Justiça / Representatividade

Mulheres predominam na base da magistratura, mas ainda são minoria no comando do TJMS

Relatório do CNJ mostra que presença feminina é maioria no primeiro grau, mas cai entre desembargadores em Mato Grosso do Sul

26/06/2026

13:45

DA REDAÇÃO

As mulheres são maioria entre os juízes de primeiro grau do Tribunal de Justiça de Mato Grosso do Sul (TJMS), mas ainda ocupam menos espaço nos cargos mais altos da magistratura estadual. Dados do relatório Justiça em Números 2026, divulgado pelo Conselho Nacional de Justiça (CNJ), mostram que elas representam 71,6% dos magistrados de primeiro grau no Estado, enquanto correspondem a 32,3% dos desembargadores.

O levantamento evidencia uma diferença importante na composição da carreira. No primeiro grau, são considerados juízes titulares, substitutos e auxiliares, além de integrantes das turmas recursais. Já no segundo grau, entram no cálculo os desembargadores, sem incluir juízes substitutos de segunda instância.

Atualmente, o TJMS conta com cinco mulheres entre seus desembargadores: Ana Carolina Ali Garcia, recém-empossada, Elizabete Anache, Jaceguara Dantas da Silva, Elisabeth Rosa Baisch e Sandra Regina da Silva Ribeiro Artioli. O Pleno do tribunal é formado por 20 magistrados.

O cenário sul-mato-grossense acompanha uma tendência observada pelo próprio CNJ em todo o país: quanto mais alto o nível da carreira, menor tende a ser a participação feminina. Nos tribunais brasileiros, as mulheres são 41,7% entre juízes de primeiro grau e 24,2% entre desembargadores.

Em Mato Grosso do Sul, a presença feminina na base da magistratura é bem superior à média nacional. O dado de 71,6% no primeiro grau mostra que as mulheres já ocupam papel majoritário na prestação jurisdicional direta, especialmente nas comarcas e unidades responsáveis pelo atendimento inicial à população.

A diferença aparece, porém, quando se observa o topo da estrutura. Embora a carreira tenha maioria feminina no primeiro grau, o poder de decisão no segundo grau ainda é predominantemente masculino. A composição atual do Pleno reforça essa desigualdade: dos 20 desembargadores, 15 são homens e cinco são mulheres.

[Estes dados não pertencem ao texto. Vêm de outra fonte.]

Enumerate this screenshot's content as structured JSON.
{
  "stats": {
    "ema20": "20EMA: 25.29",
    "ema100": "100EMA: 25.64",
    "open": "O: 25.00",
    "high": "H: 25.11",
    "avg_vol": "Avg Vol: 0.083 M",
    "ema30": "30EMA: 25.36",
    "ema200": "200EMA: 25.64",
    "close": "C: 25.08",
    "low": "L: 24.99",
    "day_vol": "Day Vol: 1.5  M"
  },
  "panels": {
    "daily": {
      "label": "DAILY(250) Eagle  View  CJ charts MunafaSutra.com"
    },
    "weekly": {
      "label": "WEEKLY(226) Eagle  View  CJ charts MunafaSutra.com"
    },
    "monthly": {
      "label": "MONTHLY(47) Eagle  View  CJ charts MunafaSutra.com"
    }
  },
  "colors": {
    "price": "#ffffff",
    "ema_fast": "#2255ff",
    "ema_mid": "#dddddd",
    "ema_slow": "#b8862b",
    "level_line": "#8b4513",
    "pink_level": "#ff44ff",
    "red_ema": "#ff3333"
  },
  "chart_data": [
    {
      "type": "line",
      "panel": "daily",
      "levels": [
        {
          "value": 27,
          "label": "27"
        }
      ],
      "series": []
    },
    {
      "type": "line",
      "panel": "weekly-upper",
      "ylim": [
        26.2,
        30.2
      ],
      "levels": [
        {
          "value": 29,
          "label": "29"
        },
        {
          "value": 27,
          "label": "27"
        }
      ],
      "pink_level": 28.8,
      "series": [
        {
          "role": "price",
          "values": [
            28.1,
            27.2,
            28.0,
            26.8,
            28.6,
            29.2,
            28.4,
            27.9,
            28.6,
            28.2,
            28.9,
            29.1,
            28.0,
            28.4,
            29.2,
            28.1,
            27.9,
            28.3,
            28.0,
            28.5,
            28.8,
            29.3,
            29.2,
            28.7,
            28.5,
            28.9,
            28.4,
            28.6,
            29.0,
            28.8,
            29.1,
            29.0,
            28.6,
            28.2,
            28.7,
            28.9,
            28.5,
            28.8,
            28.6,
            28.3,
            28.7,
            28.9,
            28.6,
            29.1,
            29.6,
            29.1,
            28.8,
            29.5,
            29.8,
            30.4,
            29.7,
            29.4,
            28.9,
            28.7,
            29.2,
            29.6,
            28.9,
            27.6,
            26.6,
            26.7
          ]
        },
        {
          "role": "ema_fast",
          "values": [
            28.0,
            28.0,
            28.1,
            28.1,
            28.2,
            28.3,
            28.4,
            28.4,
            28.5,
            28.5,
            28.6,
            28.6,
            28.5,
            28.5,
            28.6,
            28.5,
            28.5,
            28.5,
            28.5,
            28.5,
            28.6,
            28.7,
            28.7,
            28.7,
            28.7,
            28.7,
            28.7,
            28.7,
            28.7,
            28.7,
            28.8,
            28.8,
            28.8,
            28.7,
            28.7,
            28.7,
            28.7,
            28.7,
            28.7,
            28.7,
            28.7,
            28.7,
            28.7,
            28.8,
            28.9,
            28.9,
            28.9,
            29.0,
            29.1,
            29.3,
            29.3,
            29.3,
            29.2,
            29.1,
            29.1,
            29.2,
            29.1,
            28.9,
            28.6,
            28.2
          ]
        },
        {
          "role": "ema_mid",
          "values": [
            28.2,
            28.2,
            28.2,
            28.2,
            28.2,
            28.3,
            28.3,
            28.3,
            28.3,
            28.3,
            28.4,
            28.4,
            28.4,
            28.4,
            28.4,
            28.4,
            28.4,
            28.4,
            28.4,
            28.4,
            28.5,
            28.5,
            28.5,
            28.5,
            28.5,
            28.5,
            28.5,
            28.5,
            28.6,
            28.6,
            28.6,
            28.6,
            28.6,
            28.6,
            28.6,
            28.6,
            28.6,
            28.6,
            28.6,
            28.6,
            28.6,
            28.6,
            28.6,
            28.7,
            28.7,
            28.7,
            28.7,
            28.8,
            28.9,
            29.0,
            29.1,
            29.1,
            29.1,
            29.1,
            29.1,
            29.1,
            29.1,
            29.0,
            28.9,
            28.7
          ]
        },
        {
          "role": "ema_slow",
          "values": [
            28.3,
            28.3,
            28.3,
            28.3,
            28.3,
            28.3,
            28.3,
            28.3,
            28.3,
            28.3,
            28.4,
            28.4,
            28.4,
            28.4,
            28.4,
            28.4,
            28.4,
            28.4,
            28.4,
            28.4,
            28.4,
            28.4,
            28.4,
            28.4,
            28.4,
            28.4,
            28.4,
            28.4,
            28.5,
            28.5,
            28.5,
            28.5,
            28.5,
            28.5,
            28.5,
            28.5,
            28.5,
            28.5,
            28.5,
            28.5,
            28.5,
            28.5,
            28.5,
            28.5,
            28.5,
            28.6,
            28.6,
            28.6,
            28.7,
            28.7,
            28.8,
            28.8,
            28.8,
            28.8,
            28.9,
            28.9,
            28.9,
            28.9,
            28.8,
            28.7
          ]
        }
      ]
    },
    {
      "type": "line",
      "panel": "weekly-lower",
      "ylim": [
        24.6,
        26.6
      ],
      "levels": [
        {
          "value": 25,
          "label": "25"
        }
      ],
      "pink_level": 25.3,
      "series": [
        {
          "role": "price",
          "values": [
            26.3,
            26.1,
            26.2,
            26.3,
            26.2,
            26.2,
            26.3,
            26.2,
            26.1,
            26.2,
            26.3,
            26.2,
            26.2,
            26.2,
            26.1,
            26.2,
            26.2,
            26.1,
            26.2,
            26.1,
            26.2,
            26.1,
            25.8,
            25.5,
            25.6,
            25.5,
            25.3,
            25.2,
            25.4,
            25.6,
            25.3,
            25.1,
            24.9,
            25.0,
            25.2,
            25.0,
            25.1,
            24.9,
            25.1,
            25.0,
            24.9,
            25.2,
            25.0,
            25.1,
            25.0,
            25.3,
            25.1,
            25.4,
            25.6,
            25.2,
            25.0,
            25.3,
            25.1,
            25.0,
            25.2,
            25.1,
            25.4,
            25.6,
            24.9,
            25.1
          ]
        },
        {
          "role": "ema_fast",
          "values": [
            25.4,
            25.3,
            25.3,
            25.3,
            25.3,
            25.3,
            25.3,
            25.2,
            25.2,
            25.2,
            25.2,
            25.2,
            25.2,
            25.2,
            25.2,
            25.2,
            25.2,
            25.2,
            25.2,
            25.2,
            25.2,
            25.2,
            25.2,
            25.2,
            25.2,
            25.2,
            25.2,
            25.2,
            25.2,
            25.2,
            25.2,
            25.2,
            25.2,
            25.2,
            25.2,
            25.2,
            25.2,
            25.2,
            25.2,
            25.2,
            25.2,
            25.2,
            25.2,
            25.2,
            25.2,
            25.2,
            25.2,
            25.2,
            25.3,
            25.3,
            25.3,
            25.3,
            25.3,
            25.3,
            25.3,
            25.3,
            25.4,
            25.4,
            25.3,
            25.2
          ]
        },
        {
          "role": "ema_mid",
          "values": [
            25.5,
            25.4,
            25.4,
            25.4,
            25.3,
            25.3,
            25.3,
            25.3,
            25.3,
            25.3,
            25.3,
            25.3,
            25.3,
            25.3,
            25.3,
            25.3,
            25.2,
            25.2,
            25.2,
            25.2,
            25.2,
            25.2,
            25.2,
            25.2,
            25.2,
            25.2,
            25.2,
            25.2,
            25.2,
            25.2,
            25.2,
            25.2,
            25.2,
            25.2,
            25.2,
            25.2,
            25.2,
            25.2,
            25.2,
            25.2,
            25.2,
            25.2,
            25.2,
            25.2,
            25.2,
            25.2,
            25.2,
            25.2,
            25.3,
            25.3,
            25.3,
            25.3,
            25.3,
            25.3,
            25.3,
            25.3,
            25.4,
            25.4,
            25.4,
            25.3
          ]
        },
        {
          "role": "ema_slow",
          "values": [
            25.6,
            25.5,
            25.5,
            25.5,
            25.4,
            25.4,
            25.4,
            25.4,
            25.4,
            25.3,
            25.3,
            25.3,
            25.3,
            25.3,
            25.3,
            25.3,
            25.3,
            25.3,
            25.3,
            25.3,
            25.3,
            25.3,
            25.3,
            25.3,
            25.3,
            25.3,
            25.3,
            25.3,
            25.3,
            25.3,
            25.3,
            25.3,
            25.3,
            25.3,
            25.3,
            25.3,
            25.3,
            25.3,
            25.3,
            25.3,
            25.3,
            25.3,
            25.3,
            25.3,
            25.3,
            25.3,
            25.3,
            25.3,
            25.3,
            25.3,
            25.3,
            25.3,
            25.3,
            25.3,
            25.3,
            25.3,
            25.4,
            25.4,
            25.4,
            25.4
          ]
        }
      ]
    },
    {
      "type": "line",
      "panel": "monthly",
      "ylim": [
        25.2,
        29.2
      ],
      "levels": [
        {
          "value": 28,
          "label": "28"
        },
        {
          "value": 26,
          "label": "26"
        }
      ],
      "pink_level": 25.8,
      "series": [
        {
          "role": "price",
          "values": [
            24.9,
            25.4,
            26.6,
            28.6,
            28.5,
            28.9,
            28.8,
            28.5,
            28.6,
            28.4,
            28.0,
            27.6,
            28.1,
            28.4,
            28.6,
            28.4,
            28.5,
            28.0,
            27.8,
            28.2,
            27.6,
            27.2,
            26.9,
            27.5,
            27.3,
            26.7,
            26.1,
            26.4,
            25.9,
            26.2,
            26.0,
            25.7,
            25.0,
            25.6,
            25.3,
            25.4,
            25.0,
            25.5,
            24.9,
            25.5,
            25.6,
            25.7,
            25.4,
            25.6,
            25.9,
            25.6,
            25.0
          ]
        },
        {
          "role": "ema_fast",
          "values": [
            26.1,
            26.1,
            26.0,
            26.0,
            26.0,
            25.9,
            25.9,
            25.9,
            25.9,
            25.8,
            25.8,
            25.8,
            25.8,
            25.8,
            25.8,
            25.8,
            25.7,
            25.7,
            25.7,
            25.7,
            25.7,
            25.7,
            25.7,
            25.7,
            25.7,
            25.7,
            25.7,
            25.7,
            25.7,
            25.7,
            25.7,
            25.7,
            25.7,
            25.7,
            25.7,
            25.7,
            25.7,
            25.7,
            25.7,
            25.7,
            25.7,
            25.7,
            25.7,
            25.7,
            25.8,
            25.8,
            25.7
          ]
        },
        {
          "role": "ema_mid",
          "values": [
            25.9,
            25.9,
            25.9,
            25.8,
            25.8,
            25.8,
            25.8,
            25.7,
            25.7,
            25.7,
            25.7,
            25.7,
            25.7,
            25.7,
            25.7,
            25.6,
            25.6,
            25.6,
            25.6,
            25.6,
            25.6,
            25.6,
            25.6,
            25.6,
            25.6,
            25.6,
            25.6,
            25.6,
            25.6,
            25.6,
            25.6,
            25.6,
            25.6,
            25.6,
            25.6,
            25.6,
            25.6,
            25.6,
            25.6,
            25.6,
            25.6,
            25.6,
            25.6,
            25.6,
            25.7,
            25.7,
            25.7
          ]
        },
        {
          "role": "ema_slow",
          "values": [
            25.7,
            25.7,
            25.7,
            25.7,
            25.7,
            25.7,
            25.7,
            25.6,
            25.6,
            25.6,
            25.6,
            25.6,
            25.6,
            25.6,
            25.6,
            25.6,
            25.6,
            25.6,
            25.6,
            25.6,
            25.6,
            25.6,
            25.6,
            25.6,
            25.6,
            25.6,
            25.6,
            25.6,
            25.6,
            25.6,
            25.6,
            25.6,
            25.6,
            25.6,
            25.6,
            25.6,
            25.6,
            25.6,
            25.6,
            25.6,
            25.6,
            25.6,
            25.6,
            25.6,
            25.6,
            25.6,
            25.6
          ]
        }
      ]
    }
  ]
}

O relatório Justiça em Números é a principal publicação estatística do Judiciário brasileiro. A edição de 2026 reúne informações sobre estrutura, pessoal, orçamento, produtividade, tempo de tramitação e perfil dos tribunais, com dados referentes ao ano-base de 2025.

No caso do TJMS, os números apontam avanço da presença feminina na magistratura estadual, mas também revelam um gargalo na ascensão aos cargos de maior influência. A leitura prática é clara: as mulheres já são maioria no primeiro grau, mas ainda têm participação limitada nas decisões de cúpula do Judiciário sul-mato-grossense.